Les enseignants affichent leur mécontentement

Les enseignants affichent leur mécontentement
L'Association des professeurs de Lignery a installé des affiches de contestation sur le territoire.

Des banderoles exprimant le mécontentement des enseignants envers le gouvernement Legault sont apparues dans le décor jeudi.

«On a tous entendu les beaux discours de la CAQ pour valoriser la profession enseignante. Le ministre (Jean-François) Roberge affirmait vouloir réduire notre tâche trop lourde et trop complexe. Or, force est d’admettre que le gouvernement a parlé des deux côtés de la bouche, puisque les demandes patronales feraient exactement le contraire de ce qui avait été annoncé», explique dans un communiqué Martine Provost, présidente de L’Association des professeurs de Lignery (CSQ).
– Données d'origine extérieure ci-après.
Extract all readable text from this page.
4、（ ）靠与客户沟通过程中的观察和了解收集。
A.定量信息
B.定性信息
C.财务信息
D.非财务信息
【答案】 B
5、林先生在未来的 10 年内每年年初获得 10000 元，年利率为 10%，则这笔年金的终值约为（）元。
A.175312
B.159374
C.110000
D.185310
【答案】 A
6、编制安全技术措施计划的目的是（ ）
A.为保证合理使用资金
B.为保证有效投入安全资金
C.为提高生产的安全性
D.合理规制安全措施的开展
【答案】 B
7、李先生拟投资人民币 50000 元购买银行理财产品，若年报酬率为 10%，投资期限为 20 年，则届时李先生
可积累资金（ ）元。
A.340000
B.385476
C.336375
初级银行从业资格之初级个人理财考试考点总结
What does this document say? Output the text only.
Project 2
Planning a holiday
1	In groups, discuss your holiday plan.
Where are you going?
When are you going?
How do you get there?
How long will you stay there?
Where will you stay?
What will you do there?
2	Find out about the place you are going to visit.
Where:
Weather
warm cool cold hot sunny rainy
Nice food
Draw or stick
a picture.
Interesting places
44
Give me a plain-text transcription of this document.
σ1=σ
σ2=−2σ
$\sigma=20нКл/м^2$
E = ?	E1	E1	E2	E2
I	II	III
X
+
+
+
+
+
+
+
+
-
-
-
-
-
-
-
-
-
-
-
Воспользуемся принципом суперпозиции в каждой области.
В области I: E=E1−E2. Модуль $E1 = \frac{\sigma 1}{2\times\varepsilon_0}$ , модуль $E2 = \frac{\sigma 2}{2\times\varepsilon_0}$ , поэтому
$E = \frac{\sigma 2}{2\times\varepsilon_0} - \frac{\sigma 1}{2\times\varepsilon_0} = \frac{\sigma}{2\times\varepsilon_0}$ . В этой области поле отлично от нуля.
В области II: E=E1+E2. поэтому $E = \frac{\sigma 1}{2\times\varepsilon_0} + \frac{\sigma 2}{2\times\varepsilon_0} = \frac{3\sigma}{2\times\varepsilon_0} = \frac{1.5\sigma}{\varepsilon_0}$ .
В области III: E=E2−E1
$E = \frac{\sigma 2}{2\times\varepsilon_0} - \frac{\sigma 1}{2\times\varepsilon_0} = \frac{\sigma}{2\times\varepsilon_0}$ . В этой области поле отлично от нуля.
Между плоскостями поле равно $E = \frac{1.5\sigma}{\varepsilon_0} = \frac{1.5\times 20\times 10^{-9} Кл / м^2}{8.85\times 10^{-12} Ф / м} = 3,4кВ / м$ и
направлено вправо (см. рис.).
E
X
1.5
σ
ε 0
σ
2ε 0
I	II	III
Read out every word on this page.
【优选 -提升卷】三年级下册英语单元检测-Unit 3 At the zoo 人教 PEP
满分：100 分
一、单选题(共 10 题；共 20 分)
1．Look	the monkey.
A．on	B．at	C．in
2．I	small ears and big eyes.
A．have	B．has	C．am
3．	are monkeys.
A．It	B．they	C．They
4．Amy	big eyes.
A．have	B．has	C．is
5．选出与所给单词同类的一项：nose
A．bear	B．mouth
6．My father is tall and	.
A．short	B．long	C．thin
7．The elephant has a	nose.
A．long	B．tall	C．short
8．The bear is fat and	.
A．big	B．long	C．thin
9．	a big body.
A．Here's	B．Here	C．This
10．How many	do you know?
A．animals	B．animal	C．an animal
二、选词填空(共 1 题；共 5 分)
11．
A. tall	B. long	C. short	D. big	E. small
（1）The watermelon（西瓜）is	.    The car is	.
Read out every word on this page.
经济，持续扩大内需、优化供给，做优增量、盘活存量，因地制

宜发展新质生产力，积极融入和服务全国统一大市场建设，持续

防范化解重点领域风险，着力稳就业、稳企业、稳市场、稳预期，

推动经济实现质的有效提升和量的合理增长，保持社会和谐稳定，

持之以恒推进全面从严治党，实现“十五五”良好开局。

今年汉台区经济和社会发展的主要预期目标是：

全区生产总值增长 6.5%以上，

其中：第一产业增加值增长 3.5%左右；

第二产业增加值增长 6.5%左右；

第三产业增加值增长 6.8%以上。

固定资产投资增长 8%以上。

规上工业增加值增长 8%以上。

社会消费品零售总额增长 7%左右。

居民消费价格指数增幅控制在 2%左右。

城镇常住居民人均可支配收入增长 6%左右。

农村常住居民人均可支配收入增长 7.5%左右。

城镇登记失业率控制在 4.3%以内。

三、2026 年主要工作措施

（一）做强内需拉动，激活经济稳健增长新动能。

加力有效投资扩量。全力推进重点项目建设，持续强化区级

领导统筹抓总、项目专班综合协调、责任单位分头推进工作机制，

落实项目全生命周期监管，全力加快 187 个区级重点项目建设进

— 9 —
Ce syndicat représente plus de 2200 enseignantes et enseignants de la région.

Les syndicats d’enseignants de tout le Québec reprochent au gouvernement l’adoption de la loi 40 sous le bâillon.

«Allons-nous être bâillonnés en négo comme pour le projet de loi 40? » demande Mme Provost.

L’Association des professeurs de Lignery a installé une banderole au-dessus de l’autoroute 15 à La Prairie.

Question aux directions d’établissement

L’Association des professeurs de Lignery interpelle aussi les directions d’établissement du nouveau «centre de service» qui remplace la Commission scolaire des Grandes-Seigneuries, en vertu de la loi 40.

Les membres du syndicat enverront aux directions des lettres «pour leur demander de justifier leur accord avec les demandes insultantes qui ont été formulées à l’endroit des enseignantes et enseignants dans le cadre du renouvellement des conventions collectives», fait part Mme Provost.

«On nous dit que le dépôt patronal, reçu comme une gifle par les enseignantes et les enseignants, représente la volonté réelle des directions d’établissement. Qu’elles nous le disent ouvertement. Les masques, on n’en veut plus. Les enseignantes et les enseignants du Québec ont été bafoués et ont subi leur lot de déception causée par des mirages et de fausses promesses. Ils méritent de meilleures conditions, ils méritent le respect et ils méritent qu’on leur donne l’heure juste», exprime Martine Provost.